Unbelievably, later that same day, the news came that Jude's Law had also been euthanized. Initially, his injuries appeared to be only superficial, but by Sunday, he was exhibiting internal damage and was trailered to Rood and Riddle, where the Pollards learned that the 11 year old Irish Sport Horse had ruptured his cecum, as a result of Friday's trauma.
If I am heartbroken, and the eventing world is heart broken, I cannot even begin to imagine what the Pollards and the team at Pollard Eventing are going through.
As a horse owner, we must at some point or another, come face to face with the death of our animal. Those who have horses know, that the death of a horse is not the same as one's dog or cat dying. Our bond with these magnificent creatures is on a much different plane. And lets face it, when we are presented with that time, putting down our horse is not the same as taking our beloved Fido or Boots to the vet, laying them on a table and watching them slip into an eternal slumber. The sheer size of the horse makes the dynamics of their death much more profound. They do not just lay down. We do not pick up their body, lay it in a box with their favorite blanket or toy. We do not simply dig a hole.
Even the most peaceful death of a horse, where one passes in its sleep, is not simple. Disposing of a thousand pound animal is not easy. Calls must be made, special equipment must be brought in, and decisions to be made as to whether to bury the horse or remove the body. It is not an easy task, physically or mentally.
It is difficult for me to wrap my brain around the thought of losing 3 horses within 3 days, from a preventable accident ( I do not know the details of the accident, other than that the other driver pulled out in front of the trailer, so I will not address this at this time).
For the Pollards, their grief is magnified, because these were not just 3 horses whose world was centered around a handful of people. The Pollards and their horses are in the limelight. They must share their grief with the world, or at least the eventing world. Through facebook and Eventing Nation, they have done just that.
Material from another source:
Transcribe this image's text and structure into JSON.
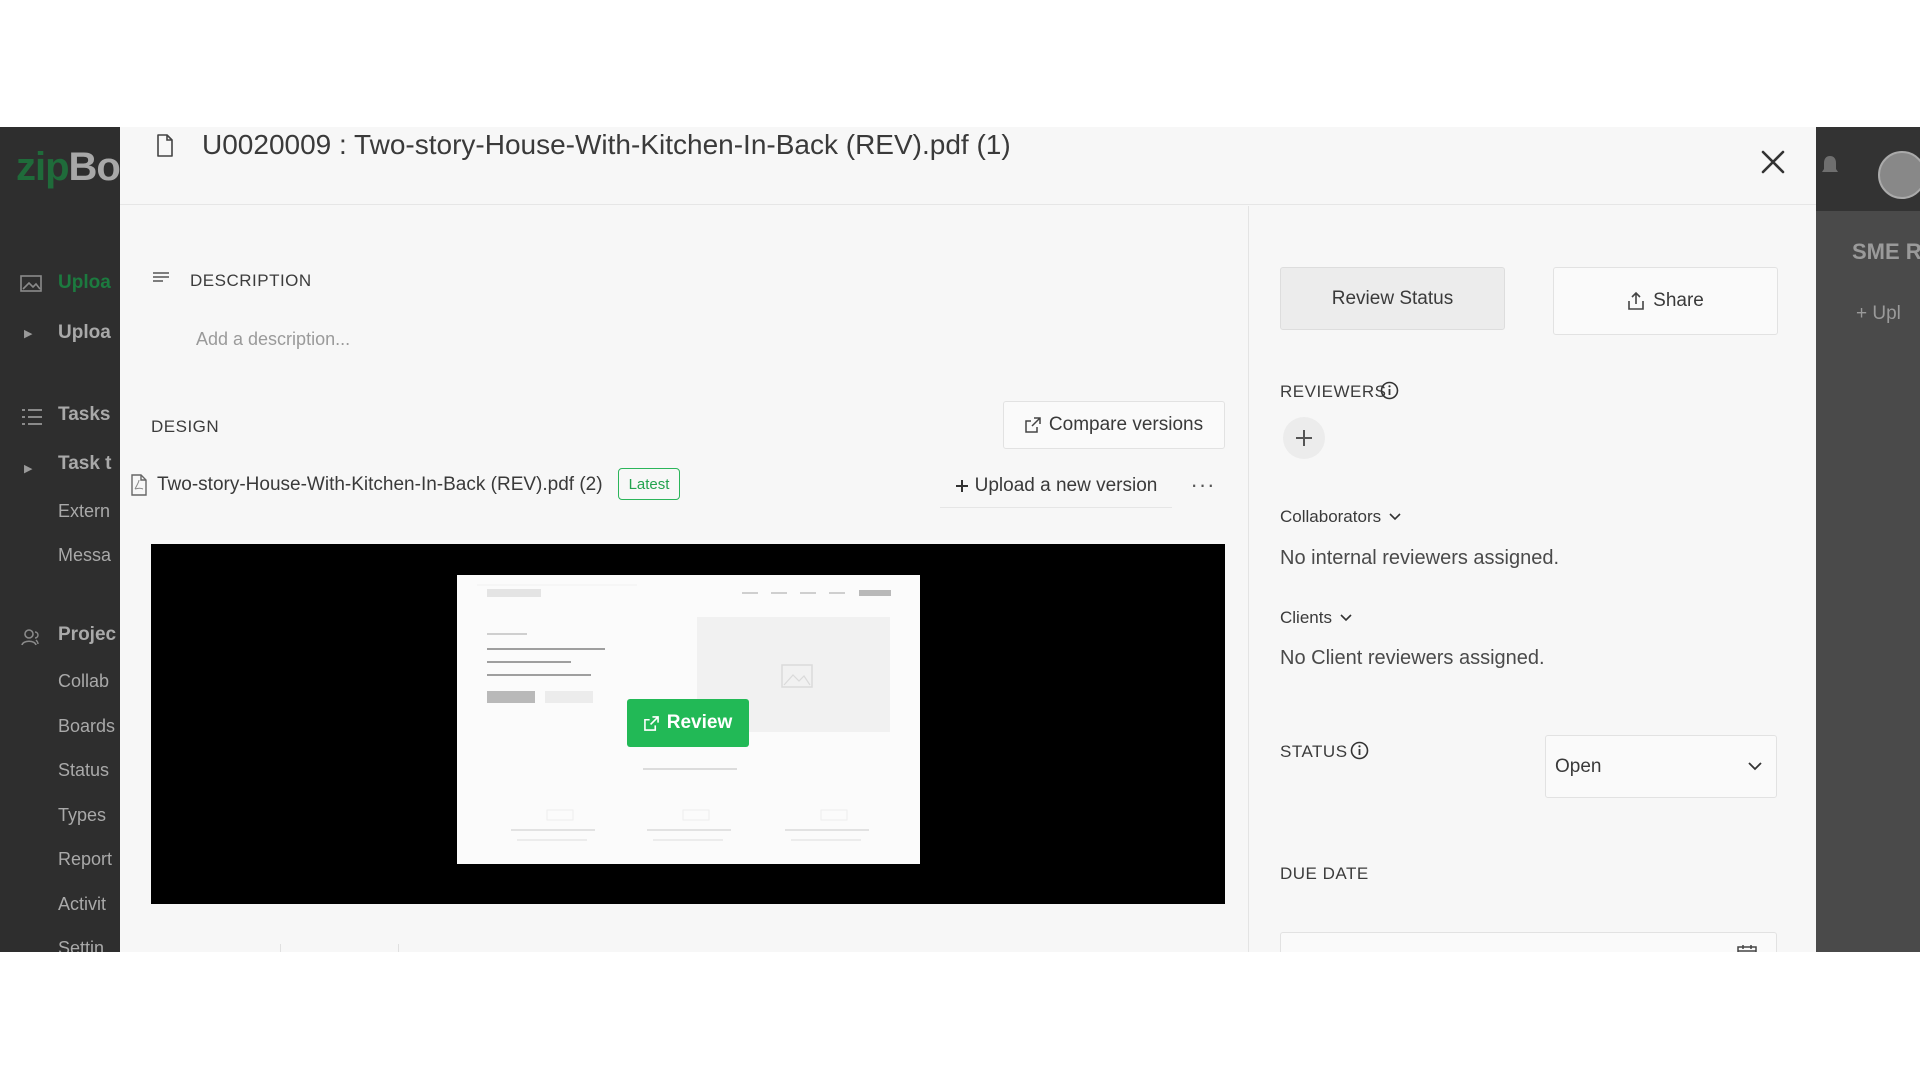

One year ago, Memorial weekend again, eventer Boyd Martin experienced the same kind of loss, when a barn fire claimed the lives of 6 of his horses. The eventing community grieved right along Boyd and Silva and their connections. Somehow, they moved on. And somehow, Michael and Nathalie will pull themselves up by their bootstraps and move on. Eventers are a very kind and generous community. That is why I was attracted to it in the first place. Somehow, the Pollards will persevere, as we all have at some time or other, because eventers are one tough cookie.
My deepest condolences to the Pollard Eventing Team. And now, I must go hug my Tucker.